If the network connectivity test is successful, click Next.
3. Configure the data synchronization link
1. Configure the source
In the wizard of the upper part of the configuration page, click Hologres to configure the source.

In the Holo source information section, configure the Schema and Table parameters.
Click Data Sampling in the upper-right corner of the Holo source information section.
In the Preview Data Output dialog box, configure the Sampled Data Records parameters and click Start Collection. The system samples data from the Hologres table that you specified. You can preview the data in the Hologres table. The data in the Hologres table is used as input data for data preview and visualization configurations of a data processing node.
2. Configure a data processing node
You can click the
icon to add data processing methods. The following data processing methods are supported: Data Masking, Replace String, Data filtering, JSON Parsing, and Edit Field and Assign Value. You can arrange the data processing methods based on your business requirements. When the synchronization task is run, data is processed based on the processing order that you specify.

After you configure a data processing node, you can click Preview Data Output in the upper-right corner of the section. In the Preview Data Output dialog box, you can click Re-obtain Output of Ancestor Node to enable the data processing node to process the data that is sampled from the specified Hologres table and preview the processing result.
Before you preview the result generated after the input data is processed by a data processing node, you must configure data sampling settings for the Kafka data source.
3. Configure the destination
In the wizard of the upper part of the configuration page, click Hologres to configure the destination.

In the Destination Information section, configure the Schema and Destination Table parameters. The valid values of the Destination Table parameter are Create tables automatically and Use Existing Table.
If you set the Destination Table parameter to Create tables automatically, the system automatically creates a table that has the same name as the source table in the destination. You can manually change the name of the created table.
If you set the Destination Table parameter to Use Existing Table, you can select a table from the Table Name drop-down list.
(Optional) Modify the schema of a destination table.
If you select Create tables automatically for the Destination Table parameter, click Edit Table Schema. In the dialog box that appears, edit the schema of the destination table that will be automatically created. You can also click Re-generate Table Schema Based on Output Column of Ancestor Node to re-generate a schema based on the output columns of an ancestor node. You can select a column from the generated schema and configure the column as the primary key.
NoteThe destination table must have a primary key.
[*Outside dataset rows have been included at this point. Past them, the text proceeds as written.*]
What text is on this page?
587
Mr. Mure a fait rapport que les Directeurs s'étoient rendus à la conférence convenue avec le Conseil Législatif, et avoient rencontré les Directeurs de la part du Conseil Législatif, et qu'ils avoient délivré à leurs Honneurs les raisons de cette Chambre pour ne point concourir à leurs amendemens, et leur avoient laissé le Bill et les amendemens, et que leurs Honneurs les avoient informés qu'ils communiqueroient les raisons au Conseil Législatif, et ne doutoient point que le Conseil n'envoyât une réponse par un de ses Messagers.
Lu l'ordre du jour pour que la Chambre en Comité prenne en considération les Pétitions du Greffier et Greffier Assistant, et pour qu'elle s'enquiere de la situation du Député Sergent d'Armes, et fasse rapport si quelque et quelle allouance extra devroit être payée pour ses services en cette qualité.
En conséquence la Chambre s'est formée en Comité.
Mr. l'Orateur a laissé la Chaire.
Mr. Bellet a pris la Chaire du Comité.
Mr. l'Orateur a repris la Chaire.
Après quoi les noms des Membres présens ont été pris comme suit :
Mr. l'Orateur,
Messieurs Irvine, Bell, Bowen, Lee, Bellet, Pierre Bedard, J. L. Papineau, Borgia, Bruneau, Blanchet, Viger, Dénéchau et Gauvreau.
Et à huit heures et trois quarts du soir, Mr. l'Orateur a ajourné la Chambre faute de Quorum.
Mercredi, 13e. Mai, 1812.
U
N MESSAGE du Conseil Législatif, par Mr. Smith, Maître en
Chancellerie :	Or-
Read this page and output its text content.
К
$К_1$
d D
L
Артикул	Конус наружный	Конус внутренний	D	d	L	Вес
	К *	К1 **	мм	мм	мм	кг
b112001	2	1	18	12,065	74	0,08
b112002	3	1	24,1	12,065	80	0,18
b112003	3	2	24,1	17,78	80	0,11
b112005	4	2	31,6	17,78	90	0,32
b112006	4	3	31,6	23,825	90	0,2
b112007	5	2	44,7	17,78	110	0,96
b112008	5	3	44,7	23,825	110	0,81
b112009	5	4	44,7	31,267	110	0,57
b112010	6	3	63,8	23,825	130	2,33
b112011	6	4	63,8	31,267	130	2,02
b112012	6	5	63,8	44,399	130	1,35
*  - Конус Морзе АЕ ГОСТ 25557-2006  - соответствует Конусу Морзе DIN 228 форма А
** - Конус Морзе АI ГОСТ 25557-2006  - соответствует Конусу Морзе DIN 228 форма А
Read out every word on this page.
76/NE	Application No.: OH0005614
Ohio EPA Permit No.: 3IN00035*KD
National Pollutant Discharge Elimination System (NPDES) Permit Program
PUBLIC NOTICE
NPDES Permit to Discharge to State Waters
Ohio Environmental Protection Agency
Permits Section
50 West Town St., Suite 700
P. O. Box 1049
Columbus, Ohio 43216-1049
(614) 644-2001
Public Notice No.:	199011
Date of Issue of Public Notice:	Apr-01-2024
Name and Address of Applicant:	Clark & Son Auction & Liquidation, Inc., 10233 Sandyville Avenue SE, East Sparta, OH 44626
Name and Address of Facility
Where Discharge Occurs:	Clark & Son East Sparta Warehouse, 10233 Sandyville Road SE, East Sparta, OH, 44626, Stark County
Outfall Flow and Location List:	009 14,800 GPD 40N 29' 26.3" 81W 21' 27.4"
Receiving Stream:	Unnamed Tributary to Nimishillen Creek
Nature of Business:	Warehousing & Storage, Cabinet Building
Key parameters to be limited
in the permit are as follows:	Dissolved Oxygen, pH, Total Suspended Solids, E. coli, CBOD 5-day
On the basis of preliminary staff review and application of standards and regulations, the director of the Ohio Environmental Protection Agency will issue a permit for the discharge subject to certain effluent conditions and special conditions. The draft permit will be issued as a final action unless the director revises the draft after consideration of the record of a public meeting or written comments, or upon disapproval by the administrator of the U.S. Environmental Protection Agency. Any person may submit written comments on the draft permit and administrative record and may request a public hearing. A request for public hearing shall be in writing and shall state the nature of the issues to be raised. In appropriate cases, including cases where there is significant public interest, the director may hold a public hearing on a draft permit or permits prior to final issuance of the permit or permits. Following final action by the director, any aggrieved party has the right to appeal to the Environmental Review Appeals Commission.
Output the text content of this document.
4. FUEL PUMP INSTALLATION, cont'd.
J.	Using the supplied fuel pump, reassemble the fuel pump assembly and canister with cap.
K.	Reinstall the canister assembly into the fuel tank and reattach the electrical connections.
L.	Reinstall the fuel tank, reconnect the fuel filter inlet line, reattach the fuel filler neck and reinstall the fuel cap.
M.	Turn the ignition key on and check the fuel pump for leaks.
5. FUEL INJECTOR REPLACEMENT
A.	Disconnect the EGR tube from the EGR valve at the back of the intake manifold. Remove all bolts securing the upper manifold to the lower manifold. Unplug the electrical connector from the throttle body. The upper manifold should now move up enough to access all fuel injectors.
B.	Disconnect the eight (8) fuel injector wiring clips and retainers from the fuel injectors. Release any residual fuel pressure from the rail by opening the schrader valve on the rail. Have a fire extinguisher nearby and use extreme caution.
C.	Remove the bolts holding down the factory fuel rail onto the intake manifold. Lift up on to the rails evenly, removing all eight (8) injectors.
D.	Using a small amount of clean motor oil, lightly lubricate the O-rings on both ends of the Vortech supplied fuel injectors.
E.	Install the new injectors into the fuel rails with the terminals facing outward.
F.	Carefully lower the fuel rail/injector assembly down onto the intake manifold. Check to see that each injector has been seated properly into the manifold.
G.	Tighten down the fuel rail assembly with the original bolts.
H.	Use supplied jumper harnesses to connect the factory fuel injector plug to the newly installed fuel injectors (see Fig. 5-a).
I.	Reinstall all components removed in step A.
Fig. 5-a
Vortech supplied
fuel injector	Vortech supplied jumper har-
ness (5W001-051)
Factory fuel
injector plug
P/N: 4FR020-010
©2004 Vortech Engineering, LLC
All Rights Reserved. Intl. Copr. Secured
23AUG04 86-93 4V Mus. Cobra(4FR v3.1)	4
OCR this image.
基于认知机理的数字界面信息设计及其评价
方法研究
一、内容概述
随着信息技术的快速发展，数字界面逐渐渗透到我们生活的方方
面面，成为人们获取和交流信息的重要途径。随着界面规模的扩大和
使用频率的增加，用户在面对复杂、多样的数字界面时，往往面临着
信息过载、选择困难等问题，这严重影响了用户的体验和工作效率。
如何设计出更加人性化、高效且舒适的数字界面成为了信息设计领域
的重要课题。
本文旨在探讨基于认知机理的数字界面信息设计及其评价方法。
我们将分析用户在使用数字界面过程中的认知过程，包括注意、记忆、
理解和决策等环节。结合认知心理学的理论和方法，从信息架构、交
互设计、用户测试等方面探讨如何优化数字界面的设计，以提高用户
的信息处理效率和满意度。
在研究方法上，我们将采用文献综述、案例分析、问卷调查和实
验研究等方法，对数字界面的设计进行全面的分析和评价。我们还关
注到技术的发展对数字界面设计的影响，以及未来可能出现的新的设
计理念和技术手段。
Otherwise, the configurations cannot be saved.
Configure the Job Type and Write Conflict Policy parameters.
Valid values of the Job Type parameter:
Replay (Replay Operation Log to Restore Data): indicates that the same operation is performed on the destination as that performed on the source. For example, if the INSERT, UPDATE, or DELETE operation is performed on the source, the same operation is also performed on the destination.
Insert (Archived Storage): indicates that the destination is used as a streaming data storage, and all data that is synchronized from the source is inserted into the destination.
Write Conflict Policy: The processing policy that is used when a data writing conflict occurs. Valid values: Cover (Overwrite) and Ignore (Ignore).
Configure mappings between fields in the source and fields in the destination.
After you complete the preceding configuration, the system automatically establishes mappings between fields in the source and fields in the destination based on the same-name mapping principle. You can modify the mappings based on your business requirements. One field in the source can map to multiple fields in the destination. Multiple fields in the source cannot map to the same field in the destination. If a field in the source has no mapped field in the destination, data in the field in the source is not synchronized to the destination.
4. Configure alert rules
To prevent the failure of the synchronization task from causing latency on business data synchronization, you can configure different alert rules for the synchronization task.
In the upper-right corner of the page, click Configure Alert Rule to go to the Configure Alert Rule panel.
In the Configure Alert Rule panel, click Add Alert Rule. In the Add Alert Rule dialog box, configure the parameters to configure an alert rule.
NoteThe alert rules that you configure in this step take effect for the real-time synchronization subtask that will be generated by the synchronization task. After the configuration of the synchronization task is complete, you can refer to Manage real-time synchronization tasks to go to the Real-time Synchronization Task page and modify alert rules configured for the real-time synchronization subtask.
Manage alert rules.
You can enable or disable alert rules that are created. You can also specify different alert recipients based on the severity levels of alerts.
5. Configure advanced parameters
DataWorks allows you to modify the configurations of specific parameters. You can change the values of these parameters based on your business requirements.
To prevent unexpected errors or data quality issues, we recommend that you understand the meanings of the parameters before you change the values of the parameters.
In the upper-right corner of the configuration page, click Configure Advanced Parameters.
In the Configure Advanced Parameters panel, change the values of the desired parameters.
6. Configure resource groups
You can click Configure Resource Group in the upper-right corner of the page to view and change the resource groups that are used to run the current synchronization task.
7. Perform a test on the synchronization task
After the preceding configuration is complete, you can click Perform Simulated Running in the upper-right corner of the configuration page to enable the synchronization task to synchronize the sampled data to the destination table. You can view the synchronization result in the destination table. If specific configurations of the synchronization task are invalid, an exception occurs during the test run, or dirty data is generated, the system reports an error in real time. This can help you check the configurations of the synchronization task and determine whether expected results can be obtained at the earliest opportunity.
In the dialog box that appears, configure the parameters for data sampling from the specified table, including the Start At and Sampled Data Records parameters.
Click Start Collection to enable the synchronization task to sample data from the source.
Click Preview to enable the synchronization task to synchronize the sampled data to the destination.
8. Run the synchronization task
After the configuration of the synchronization task is complete, click Complete in the lower part of the page.
In the Tasks section of the Synchronization Task page, find the created synchronization task and click Start in the Operation column.
Click the name or ID of the synchronization task in the Tasks section and view the detailed running process of the synchronization task.
Perform O&M operations on the synchronization task
View the running status of the synchronization task
After the synchronization task is created, you can go to the Synchronization Task page to view all synchronization tasks that are created in the workspace and the basic information of each synchronization task.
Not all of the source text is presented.